In the years that followed, the Commonwealth would be profoundly transformed. Starting with India and Pakistan in 1947, Britain began conceding independence to its colonies in Asia, Africa and the Caribbean. Most became Commonwealth members. With this expanding and more politically diverse membership, the Commonwealth had ceased to be a tight-knit geopolitical and economic bloc by the 1960s.
At the same time, new opportunities were opening up in Europe, Japan and the US as global trade reoriented around regional blocs. For the UK, few markets grew faster than those of western Europe. In 1957, the year the original six members of the EEC signed the Treaty of Rome, they took 12% of British imports and took 14% of exports. By 1972, the year before Britain entered the EEC, the figures had risen to 25% and 23% respectively. UK-Commonwealth trade had meanwhile fallen to 19% and 18%. Britain’s EEC trade had overtaken its Commonwealth trade despite the French president Charles De Gaulle twice vetoing UK applications to join the community.
By this time, the Commonwealth had redefined its role as one complementing the international affiliations of its members. It was in the same year that the first Commonwealth secretary-general, Arnold Smith, a Canadian, articulated a “philosophy of the compatibility of the EEC and the Commonwealth”.
What of the present? UK-Commonwealth trade continued to decline until 1998, since when it has undergone a slight revival. This has come while the UK and, from 2004, Malta and Cyprus have been within the EU. There remain some cultural and linguistic factors easing trade between Commonwealth members. But, as in Arnold Smith’s time, the 21st-century Commonwealth as an organisation aspires to an economic role which complements the other commitments of its members.
Not a trading entity
What might all this tell us about Brexit? The experience of the 1930s illustrates that there are limits to supranational economic cooperation without some pooling of sovereignty. And the tough trade bargaining back then certainly gives no reason to think that post-Brexit bilateral trade deals would be easier with Commonwealth members than with anyone else. Many, such as New Zealand, prefer dealing with the larger market of the EU.

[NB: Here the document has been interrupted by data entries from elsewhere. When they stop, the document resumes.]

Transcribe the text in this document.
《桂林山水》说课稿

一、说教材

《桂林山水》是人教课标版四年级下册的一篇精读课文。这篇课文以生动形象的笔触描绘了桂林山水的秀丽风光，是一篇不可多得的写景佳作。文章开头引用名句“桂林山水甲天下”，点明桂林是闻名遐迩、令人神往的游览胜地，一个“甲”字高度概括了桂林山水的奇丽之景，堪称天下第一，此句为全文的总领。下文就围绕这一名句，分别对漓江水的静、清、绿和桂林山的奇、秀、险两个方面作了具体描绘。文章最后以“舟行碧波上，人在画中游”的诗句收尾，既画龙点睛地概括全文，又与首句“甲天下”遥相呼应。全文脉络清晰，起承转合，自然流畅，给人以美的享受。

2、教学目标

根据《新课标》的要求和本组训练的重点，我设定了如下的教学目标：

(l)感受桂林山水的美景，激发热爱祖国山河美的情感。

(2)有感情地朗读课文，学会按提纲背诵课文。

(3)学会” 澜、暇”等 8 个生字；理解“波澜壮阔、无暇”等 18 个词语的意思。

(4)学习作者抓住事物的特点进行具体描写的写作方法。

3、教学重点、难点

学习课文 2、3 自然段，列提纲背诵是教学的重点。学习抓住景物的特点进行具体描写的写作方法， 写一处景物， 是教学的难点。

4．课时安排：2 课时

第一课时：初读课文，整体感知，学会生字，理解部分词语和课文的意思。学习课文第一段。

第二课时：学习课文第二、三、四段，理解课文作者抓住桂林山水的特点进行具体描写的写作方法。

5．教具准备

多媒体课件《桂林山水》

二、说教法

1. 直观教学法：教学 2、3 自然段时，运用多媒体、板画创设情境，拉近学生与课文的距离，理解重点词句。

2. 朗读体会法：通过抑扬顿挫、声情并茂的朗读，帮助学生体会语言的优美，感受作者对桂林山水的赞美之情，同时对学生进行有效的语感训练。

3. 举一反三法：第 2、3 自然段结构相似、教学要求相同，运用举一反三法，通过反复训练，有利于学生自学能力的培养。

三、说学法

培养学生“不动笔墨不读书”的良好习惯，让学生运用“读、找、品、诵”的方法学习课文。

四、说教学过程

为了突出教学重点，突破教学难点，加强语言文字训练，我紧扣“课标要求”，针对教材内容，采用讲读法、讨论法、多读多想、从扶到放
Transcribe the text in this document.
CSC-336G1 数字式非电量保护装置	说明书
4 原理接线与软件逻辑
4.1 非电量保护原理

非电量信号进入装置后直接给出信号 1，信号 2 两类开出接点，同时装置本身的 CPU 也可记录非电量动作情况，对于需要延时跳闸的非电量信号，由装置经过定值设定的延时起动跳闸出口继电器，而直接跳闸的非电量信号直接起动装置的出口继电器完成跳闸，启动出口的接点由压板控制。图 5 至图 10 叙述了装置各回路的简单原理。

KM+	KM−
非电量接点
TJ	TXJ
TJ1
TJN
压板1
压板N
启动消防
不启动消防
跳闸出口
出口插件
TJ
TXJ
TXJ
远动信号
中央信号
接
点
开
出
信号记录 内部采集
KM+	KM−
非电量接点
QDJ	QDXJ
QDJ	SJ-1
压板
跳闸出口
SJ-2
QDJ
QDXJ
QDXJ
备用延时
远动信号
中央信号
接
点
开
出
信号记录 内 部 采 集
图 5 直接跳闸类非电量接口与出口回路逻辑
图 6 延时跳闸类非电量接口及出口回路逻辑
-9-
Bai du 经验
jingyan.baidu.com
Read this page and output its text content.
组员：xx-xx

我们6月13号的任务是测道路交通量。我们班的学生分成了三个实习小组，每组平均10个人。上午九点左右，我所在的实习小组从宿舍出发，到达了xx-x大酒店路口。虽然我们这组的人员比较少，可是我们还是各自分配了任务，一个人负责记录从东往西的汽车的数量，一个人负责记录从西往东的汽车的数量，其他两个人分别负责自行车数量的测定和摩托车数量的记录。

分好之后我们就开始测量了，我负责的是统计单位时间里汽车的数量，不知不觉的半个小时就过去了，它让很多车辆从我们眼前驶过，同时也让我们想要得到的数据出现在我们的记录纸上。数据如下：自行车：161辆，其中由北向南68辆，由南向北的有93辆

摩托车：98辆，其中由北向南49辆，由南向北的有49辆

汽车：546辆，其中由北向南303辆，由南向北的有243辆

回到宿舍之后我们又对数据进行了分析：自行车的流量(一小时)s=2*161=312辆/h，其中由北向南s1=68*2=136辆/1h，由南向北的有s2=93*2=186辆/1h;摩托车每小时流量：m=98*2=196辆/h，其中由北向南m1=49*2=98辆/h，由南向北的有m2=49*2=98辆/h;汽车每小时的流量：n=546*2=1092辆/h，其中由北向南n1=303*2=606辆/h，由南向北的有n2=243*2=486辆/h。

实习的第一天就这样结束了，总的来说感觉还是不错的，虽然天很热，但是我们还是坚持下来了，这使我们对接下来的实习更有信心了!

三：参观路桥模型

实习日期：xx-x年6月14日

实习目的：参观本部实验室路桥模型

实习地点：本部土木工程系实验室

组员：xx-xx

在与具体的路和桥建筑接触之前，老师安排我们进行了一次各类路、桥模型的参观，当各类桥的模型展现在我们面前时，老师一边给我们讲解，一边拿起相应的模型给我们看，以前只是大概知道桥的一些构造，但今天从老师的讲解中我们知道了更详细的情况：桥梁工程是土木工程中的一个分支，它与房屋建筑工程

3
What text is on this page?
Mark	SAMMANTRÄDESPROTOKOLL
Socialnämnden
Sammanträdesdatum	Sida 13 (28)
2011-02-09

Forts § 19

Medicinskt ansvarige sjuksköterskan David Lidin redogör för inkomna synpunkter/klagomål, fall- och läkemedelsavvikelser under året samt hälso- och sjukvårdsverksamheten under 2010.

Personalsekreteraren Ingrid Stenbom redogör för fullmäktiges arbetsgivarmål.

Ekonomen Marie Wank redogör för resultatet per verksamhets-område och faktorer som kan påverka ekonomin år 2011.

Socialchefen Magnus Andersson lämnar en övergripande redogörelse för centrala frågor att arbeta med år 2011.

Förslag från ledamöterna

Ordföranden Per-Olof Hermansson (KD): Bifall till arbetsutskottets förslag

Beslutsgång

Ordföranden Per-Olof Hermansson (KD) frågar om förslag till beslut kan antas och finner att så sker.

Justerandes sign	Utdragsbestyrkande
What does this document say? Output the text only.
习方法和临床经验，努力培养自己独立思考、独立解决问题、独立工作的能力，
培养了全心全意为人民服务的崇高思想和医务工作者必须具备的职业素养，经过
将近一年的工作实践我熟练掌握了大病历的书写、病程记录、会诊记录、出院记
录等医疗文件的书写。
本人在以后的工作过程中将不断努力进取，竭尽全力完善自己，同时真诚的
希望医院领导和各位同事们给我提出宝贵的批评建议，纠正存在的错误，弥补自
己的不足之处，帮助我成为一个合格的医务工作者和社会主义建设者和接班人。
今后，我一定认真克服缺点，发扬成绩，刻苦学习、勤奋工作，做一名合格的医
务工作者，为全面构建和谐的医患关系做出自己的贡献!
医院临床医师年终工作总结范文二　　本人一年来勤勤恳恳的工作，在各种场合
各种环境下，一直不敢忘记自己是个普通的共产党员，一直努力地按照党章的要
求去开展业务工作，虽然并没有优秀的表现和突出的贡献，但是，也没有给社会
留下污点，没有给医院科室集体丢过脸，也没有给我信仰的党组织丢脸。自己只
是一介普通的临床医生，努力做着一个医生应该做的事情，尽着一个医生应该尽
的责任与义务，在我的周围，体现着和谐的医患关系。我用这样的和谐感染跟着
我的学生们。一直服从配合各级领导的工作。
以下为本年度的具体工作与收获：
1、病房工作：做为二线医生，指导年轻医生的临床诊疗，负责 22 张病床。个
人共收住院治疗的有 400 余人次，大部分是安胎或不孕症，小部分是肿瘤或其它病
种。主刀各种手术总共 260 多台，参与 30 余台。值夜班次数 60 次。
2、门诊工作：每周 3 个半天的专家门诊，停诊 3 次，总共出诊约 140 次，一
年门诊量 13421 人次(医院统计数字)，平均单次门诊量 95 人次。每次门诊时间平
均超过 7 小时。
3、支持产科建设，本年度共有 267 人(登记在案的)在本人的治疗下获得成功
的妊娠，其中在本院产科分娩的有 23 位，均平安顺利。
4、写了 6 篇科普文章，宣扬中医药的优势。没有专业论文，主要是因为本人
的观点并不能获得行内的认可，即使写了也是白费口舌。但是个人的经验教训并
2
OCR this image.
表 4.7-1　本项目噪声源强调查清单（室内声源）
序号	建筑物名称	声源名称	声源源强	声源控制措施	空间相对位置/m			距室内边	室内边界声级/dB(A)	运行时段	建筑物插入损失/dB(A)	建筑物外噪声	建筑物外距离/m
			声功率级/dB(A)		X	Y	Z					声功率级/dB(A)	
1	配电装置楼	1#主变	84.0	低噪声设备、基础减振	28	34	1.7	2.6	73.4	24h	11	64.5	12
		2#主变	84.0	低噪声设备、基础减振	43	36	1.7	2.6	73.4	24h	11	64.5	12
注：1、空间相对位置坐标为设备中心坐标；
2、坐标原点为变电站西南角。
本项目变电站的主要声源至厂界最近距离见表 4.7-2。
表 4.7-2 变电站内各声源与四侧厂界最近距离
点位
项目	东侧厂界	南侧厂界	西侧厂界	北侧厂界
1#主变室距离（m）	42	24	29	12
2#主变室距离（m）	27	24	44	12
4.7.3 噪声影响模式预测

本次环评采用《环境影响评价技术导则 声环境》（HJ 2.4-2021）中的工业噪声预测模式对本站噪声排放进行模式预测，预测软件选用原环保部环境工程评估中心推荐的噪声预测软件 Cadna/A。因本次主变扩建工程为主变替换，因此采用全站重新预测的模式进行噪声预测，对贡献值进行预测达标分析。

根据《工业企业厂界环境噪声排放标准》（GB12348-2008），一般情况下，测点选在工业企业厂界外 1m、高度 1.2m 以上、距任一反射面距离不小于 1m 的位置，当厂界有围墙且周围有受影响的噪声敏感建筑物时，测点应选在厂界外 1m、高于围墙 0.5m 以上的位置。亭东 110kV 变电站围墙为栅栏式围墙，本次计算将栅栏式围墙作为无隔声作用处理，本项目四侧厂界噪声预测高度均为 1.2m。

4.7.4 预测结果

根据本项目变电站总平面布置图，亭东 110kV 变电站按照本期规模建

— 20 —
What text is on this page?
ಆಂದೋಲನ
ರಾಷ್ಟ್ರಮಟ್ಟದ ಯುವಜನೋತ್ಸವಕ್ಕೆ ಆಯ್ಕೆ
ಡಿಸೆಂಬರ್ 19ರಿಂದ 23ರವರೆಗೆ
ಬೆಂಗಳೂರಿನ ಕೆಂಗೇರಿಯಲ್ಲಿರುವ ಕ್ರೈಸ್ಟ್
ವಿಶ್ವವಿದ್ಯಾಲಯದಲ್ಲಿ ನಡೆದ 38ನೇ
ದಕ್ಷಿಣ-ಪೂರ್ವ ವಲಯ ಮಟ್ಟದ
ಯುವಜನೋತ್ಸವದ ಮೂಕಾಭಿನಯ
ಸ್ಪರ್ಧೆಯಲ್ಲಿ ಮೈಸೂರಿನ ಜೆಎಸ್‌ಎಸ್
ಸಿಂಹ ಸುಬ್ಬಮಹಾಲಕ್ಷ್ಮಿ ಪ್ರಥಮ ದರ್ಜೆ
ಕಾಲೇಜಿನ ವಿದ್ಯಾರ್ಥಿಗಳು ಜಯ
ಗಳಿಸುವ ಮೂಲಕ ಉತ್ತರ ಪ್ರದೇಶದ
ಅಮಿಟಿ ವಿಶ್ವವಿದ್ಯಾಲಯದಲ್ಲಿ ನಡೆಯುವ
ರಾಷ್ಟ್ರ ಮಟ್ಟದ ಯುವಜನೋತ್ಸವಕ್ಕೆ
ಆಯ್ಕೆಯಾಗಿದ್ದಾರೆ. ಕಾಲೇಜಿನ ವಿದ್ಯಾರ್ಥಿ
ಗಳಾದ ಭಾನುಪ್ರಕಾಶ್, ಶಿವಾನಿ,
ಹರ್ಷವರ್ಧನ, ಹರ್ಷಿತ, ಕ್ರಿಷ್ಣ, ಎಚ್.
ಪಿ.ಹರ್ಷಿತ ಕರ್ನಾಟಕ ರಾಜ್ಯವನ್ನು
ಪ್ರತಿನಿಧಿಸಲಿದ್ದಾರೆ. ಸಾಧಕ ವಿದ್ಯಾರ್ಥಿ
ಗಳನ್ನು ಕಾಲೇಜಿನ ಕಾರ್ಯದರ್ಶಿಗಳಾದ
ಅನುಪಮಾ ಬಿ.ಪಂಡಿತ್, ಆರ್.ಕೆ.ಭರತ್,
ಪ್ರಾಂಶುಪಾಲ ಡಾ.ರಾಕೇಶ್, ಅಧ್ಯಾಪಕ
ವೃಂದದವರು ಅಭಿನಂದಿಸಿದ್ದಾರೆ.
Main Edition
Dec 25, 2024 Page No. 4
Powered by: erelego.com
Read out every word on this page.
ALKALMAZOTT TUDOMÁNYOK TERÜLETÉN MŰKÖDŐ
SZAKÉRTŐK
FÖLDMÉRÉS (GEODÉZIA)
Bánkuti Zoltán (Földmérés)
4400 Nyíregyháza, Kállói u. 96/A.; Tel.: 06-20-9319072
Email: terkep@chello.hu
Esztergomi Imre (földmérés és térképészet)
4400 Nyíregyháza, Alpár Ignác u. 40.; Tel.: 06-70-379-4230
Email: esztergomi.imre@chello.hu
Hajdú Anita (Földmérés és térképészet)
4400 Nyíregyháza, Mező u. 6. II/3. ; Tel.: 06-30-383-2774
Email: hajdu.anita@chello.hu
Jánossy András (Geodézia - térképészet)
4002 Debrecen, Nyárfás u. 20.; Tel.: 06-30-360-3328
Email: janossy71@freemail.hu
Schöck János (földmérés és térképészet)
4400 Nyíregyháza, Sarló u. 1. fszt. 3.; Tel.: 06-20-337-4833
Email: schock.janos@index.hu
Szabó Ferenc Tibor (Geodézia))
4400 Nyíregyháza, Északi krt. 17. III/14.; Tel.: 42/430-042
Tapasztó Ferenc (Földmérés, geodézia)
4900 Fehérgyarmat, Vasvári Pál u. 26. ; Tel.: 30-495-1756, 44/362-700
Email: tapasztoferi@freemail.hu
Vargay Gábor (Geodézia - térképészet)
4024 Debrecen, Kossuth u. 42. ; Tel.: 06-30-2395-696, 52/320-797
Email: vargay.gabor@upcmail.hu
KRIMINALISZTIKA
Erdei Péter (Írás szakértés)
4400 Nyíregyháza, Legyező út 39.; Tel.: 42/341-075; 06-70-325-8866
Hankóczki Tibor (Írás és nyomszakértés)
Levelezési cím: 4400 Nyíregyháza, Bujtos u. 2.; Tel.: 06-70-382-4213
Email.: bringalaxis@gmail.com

In any case, the 1930s Commonwealth transformed in the 1960s to become the loose association that we recognise today. As early as 1966, it was clear to the leading members of the London-based Federation of Commonwealth Chambers of Commerce that “the Commonwealth is not a trading entity”. Whatever the possibilities of bilateral deals, the idea of a Commonwealth alternative to the EU has long been and remains an illusion.